An Artistic Home

I’ve just returned from the Eugene O’Neill Theatre Conference in Waterford, CT where I was working with the composer Mel Marvin for two days. The O’Neill very generously offered to house and feed us while we worked on our musical, JOAN OF ARC. And this all occurred with very little advance planning or notice and was accomplished with a phone call, which resulted in a very quick and very welcoming “Yes!”

I am lucky enough to have been part of both the Eugene O’Neill Playwrights Conference and the Music Theatre Conference. In fact, the Playwrights Conference was the first significant break in my career and the Music Theatre Conference was instrumental in launching a whole new phase of my writing life.

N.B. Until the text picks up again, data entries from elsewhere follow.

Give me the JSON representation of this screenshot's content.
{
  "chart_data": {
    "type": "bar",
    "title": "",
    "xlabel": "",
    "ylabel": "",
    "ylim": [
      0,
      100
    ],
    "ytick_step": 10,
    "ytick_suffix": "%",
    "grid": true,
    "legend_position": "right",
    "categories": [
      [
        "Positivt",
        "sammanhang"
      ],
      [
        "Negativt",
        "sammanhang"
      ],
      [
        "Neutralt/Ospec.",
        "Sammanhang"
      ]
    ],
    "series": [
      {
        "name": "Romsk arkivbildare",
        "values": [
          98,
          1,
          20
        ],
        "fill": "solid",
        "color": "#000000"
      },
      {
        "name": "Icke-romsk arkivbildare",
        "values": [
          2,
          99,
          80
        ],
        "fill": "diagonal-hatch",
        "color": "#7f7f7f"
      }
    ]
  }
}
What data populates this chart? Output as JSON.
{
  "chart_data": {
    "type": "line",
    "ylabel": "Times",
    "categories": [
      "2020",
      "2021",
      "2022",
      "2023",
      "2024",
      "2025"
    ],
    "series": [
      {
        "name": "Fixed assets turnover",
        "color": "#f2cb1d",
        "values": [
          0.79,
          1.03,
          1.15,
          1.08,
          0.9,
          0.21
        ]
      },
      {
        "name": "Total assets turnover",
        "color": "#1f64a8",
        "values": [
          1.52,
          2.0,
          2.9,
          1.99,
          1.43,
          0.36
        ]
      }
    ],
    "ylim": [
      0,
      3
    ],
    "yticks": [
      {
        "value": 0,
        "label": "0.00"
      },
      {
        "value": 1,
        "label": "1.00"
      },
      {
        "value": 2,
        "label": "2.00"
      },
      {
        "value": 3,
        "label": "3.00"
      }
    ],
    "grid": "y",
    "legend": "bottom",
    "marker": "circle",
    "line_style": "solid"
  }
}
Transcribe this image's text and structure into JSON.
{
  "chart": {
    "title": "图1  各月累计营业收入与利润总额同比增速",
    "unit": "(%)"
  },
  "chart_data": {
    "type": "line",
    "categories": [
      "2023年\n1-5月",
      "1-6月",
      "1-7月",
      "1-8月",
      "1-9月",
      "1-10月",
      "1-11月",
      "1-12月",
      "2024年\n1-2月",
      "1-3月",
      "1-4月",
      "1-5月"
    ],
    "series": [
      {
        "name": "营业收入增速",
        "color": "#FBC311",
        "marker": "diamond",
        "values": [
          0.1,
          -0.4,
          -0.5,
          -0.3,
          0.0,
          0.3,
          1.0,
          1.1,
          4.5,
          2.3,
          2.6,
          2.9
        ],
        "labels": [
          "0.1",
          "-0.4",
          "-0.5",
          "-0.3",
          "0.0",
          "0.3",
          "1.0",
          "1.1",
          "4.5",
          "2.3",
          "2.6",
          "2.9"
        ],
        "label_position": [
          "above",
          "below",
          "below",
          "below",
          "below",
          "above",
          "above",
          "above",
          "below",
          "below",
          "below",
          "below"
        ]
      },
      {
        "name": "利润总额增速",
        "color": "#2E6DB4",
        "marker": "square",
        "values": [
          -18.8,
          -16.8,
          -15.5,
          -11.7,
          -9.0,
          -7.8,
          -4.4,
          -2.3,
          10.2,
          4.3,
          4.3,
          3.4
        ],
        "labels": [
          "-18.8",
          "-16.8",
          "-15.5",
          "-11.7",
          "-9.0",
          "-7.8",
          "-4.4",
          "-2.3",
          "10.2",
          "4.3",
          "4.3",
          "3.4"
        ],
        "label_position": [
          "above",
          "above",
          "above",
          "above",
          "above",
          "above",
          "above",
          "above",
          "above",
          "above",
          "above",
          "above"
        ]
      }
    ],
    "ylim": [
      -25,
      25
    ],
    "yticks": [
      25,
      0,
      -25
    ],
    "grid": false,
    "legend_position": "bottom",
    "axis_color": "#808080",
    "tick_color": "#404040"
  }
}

Being at the O’Neill again brought back floods of memories. We had Indian summer weather and were able to walk the beach in shirtsleeves. It almost felt like those divine summer days during the Playwrights Conference. I found the piano I had stood at to hear “White Moon” from MARTIN GUERRE for the first time. I sat at the table where the composer Conrad Susa told me that every musical has a “cluster of images” and you need to both limit and be true to that cluster.

I remembered being in the dining room when Rita Gardner told one of the critics, in no uncertain terms, to stop bad-mouthing LUCY’S LAPSES, the picnic table we sat at with our critics and mentors, the profound sense of despair I felt as I realized that our little show, which seemed so full of promise was now being talked about and considered the “dog” of the conference. And then our director, Stuart Ross, whose FOREVER PLAID was debuting at the Conference, just calmly keeping us on course through the ups and downs and re-writes and criticism. And the magical way that fortunes can reverse in an instant as our sublimely funny and heartbreaking reading became a little hit.

Walking the grounds, climbing the stairs, entering the main building, I found myself very aware of all the people I had met there and grew to love who are no longer with us: playwrights August Wilson and Alan Bowne, artistic director Lloyd Richards and founder George White. But their spirits remain in this place so strongly. Here is where I talked to George about singing and here is where August held forth for hours, a drink in one hand, a cigarette in the other. Here is where I saw the four-hour version of FENCES, and knew, as we all did, that we were in the presence of a new American master. Here is where Alan made me laugh until I cried. Here is where Lloyd made us all feel welcome and important and chosen. And I was struck with their heart and their generosity and the small miracle that their work lives on as the O’Neill continues to be a haven and a home for theatre artists.